The Business Times

Stocks to watch: UEL, GLP, ISOTeam, Triyards, Vallianz, Cacola

Published Fri, Jan 6, 2017 · 12:53 AM

THE following companies made announcements after market close on Thursday that could affect trading of their shares on Friday:

UNITED Engineers Ltd (UEL), one of Singapore's most venerable property companies, is said to be on a beauty parade and has pulled in a strong line-up of suitors looking to acquire it. OCBC Bank and Great Eastern Holdings also said they have appointed a financial adviser to review their combined stakes in United Engineers and WBL Corporation. A trading halt in place on Thursday afternoon has been lifted.

GLOBAL Logistic Properties Limited (GLP) confirmed that it was in preliminary discussions with various parties on a possible sale of the company. The discussions are part of the company's strategic review, which was announced on Dec 1, and no definitive transaction has been entered into. The stock, which stopped trading on Thursday afternoon, will resume trading on Friday.

ENGINEERING firm ISOTeam on Thursday said that it plans to acquire Rong Shun Engineering & Construction for S$6.45 million. Rong Shun provides building construction as well as renovation related services and electrical works.

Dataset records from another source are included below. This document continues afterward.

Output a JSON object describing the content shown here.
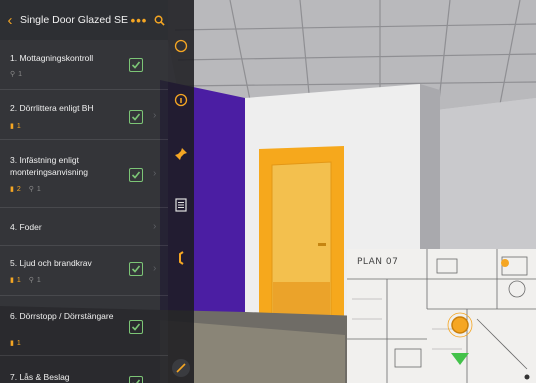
{
  "header": {
    "back_icon": "chevron-left-icon",
    "title": "Single Door Glazed SE...",
    "more_label": "•••",
    "search_icon": "search-icon"
  },
  "checklist": [
    {
      "label": "1. Mottagningskontroll",
      "meta_a": "1",
      "checked": true
    },
    {
      "label": "2. Dörrlittera enligt BH",
      "meta_a": "1",
      "checked": true
    },
    {
      "label": "3. Infästning enligt monteringsanvisning",
      "meta_a": "2",
      "meta_b": "1",
      "checked": true
    },
    {
      "label": "4. Foder",
      "checked": false
    },
    {
      "label": "5. Ljud och brandkrav",
      "meta_a": "1",
      "meta_b": "1",
      "checked": true
    },
    {
      "label": "6. Dörrstopp / Dörrstängare",
      "meta_a": "1",
      "checked": true
    },
    {
      "label": "7. Lås & Beslag",
      "checked": true
    }
  ],
  "toolbar": [
    "compass-icon",
    "info-icon",
    "pin-icon",
    "document-icon",
    "phone-icon",
    "edit-icon"
  ],
  "minimap": {
    "plan_label": "PLAN 07"
  },
  "colors": {
    "accent": "#f5a623",
    "check": "#7cc576",
    "door": "#f6a81c",
    "purple_wall": "#4b1ea3"
  }
}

LOWER profit margins due to a different mix of products eroded results for Triyards Holdings in its first quarter despite a higher topline. Net profit nosedived 66 per cent to US$2.1 million from the previous year, while revenue increased 17 per cent to US$91.2 million.

OFFSHORE marine solution provider Vallianz Holdings is streamlining its operations in response to the challenging marketing conditions in the offshore and marine industry. The group has ended its businesses of providing crew management services to external parties and travel services to the offshore oil and gas industry, to focus its resources on the core vessel chartering business.

CACOLA Furniture International on Thursday said that it would place out S$638,000 worth of new shares to four private investors. These refer to 142 million new shares at S$0.0045 apiece, with the subscription price representing a premium of about 12.5 per cent to the volume average weighted price of Cacola shares traded on Thursday.